David Neil knows that you can’t stop growth or change, it’s just that the growing numbers of speeding traffic on Hammond Road is getting to him.

“It’s not just the noise, it’s the lack of respect.”

Instead of following the 50 km-h speed limit, vehicles, cars, big trucks and even buses, are putting pedal to the metal and whipping down Hammond Road, putting pedestrians and cyclists at risk, not to mention, annoying the neighbours.

“Buses too, they’re all doing it,” says Neil.

“Everyone is trying to bypass Lougheed Highway. It’s a lot of guys who are late for work … or are working in a work truck … and they’re driving big vehicles and they’re using our street as a shortcut to bypass the Lougheed traffic.

“I’ve seen massive flatdecks with cranes on top, come screaming down doing 85 km-h plus… I just throw my hands up in the air and say, ‘What are you doing man?’ No one stands a chance there.”

Neil has lived in the 19000-block of Hammond Road for five years. His front window looks out on to the road and he recently watched a disabled child try to cross the road.

“No one slowing down for the guy. It’s just a matter of time.”

Three years ago he and his dog were hit by a mini-van, though he wasn’t hurt.

Neil has called Ridge Meadows RCMP and was told police do enforce speed limits on the road.

Neil says he never sees them. “Well, no they don’t.”

Instead, what Neil says he sees is police parking at roadside and doing cellphone or seatbelt checks.

Police instead should just park at the bottom of the hill to catch people speeding down the street or near the chicane near the roundabout beneath Golden Ears Bridge, where vehicles launch themselves westbound.

There are only two crossing lights, one near 200th Street and the other on Bonson Road, he points out.

Albertan and Springdale streets offer excellent radar hideouts and are never used, he points out.
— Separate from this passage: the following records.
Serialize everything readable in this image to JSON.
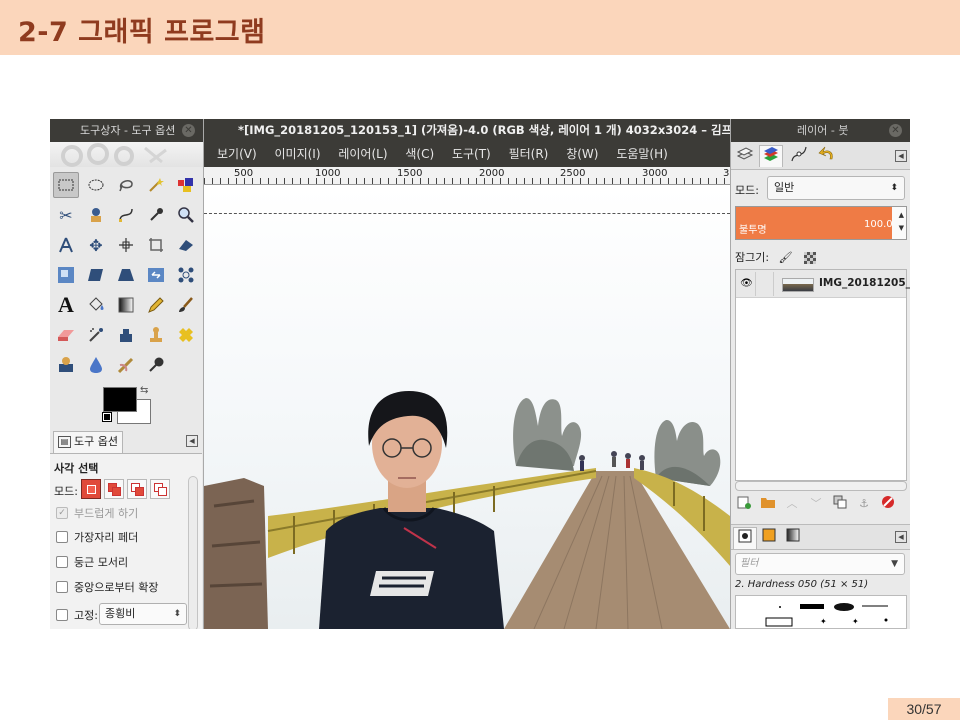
{
  "slide": {
    "title": "2-7 그래픽 프로그램",
    "page": "30/57"
  },
  "toolbox": {
    "title": "도구상자 - 도구 옵션",
    "tool_options_tab": "도구 옵션",
    "heading": "사각 선택",
    "mode_label": "모드:",
    "options": [
      {
        "label": "부드럽게 하기",
        "checked": true,
        "enabled": false
      },
      {
        "label": "가장자리 페더",
        "checked": false,
        "enabled": true
      },
      {
        "label": "둥근 모서리",
        "checked": false,
        "enabled": true
      },
      {
        "label": "중앙으로부터 확장",
        "checked": false,
        "enabled": true
      }
    ],
    "fixed_label": "고정:",
    "fixed_value": "종횡비",
    "foreground_color": "#000000",
    "background_color": "#ffffff"
  },
  "image_window": {
    "title": "*[IMG_20181205_120153_1] (가져옴)-4.0 (RGB 색상, 레이어 1 개) 4032x3024 – 김프",
    "menu": [
      "보기(V)",
      "이미지(I)",
      "레이어(L)",
      "색(C)",
      "도구(T)",
      "필터(R)",
      "창(W)",
      "도움말(H)"
    ],
    "ruler_labels": [
      "500",
      "1000",
      "1500",
      "2000",
      "2500",
      "3000",
      "3"
    ]
  },
  "layers_dock": {
    "title": "레이어 - 붓",
    "mode_label": "모드:",
    "mode_value": "일반",
    "opacity_label": "불투명",
    "opacity_value": "100.0",
    "lock_label": "잠그기:",
    "layer_name": "IMG_20181205_1",
    "filter_placeholder": "필터",
    "brush_name": "2. Hardness 050 (51 × 51)"
  },
  "colors": {
    "title_bar": "#fbd6bb",
    "title_text": "#8f3b1f",
    "gimp_titlebar": "#3c3b37",
    "opacity_fill": "#ef7b45"
  }
}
Even a concrete divider would help, he adds.

“The cops have got to get some of these guys.”

Pitt Meadows Mayor Deb Walters says it’s not the first time she’s heard complaints about the road.

Police enforcement is usually tied to the volume of calls from an area. RCMP also set up Speed Watch operations along the road.

“They’re very good to respond to those things,” she said of the RCMP.

“Like everything else, we need more people to volunteer for Speed Watch.

“We’re hearing complaints about speeding traffic throughout the entire region. It just seems to be a common experience. I don’t know what more we can do to tell people to slow down.”

Neil said he e-mailed city hall, but Walters said she hasn’t seen it and likely it was forwarded to police.

As long as municipalities to the east of Pitt Meadows keep growing, “People are going to come through our community and they’re going to find the quickest way possible,” Walters said. “That’s just a fact of life.”

There are no plans to widen the road, she added.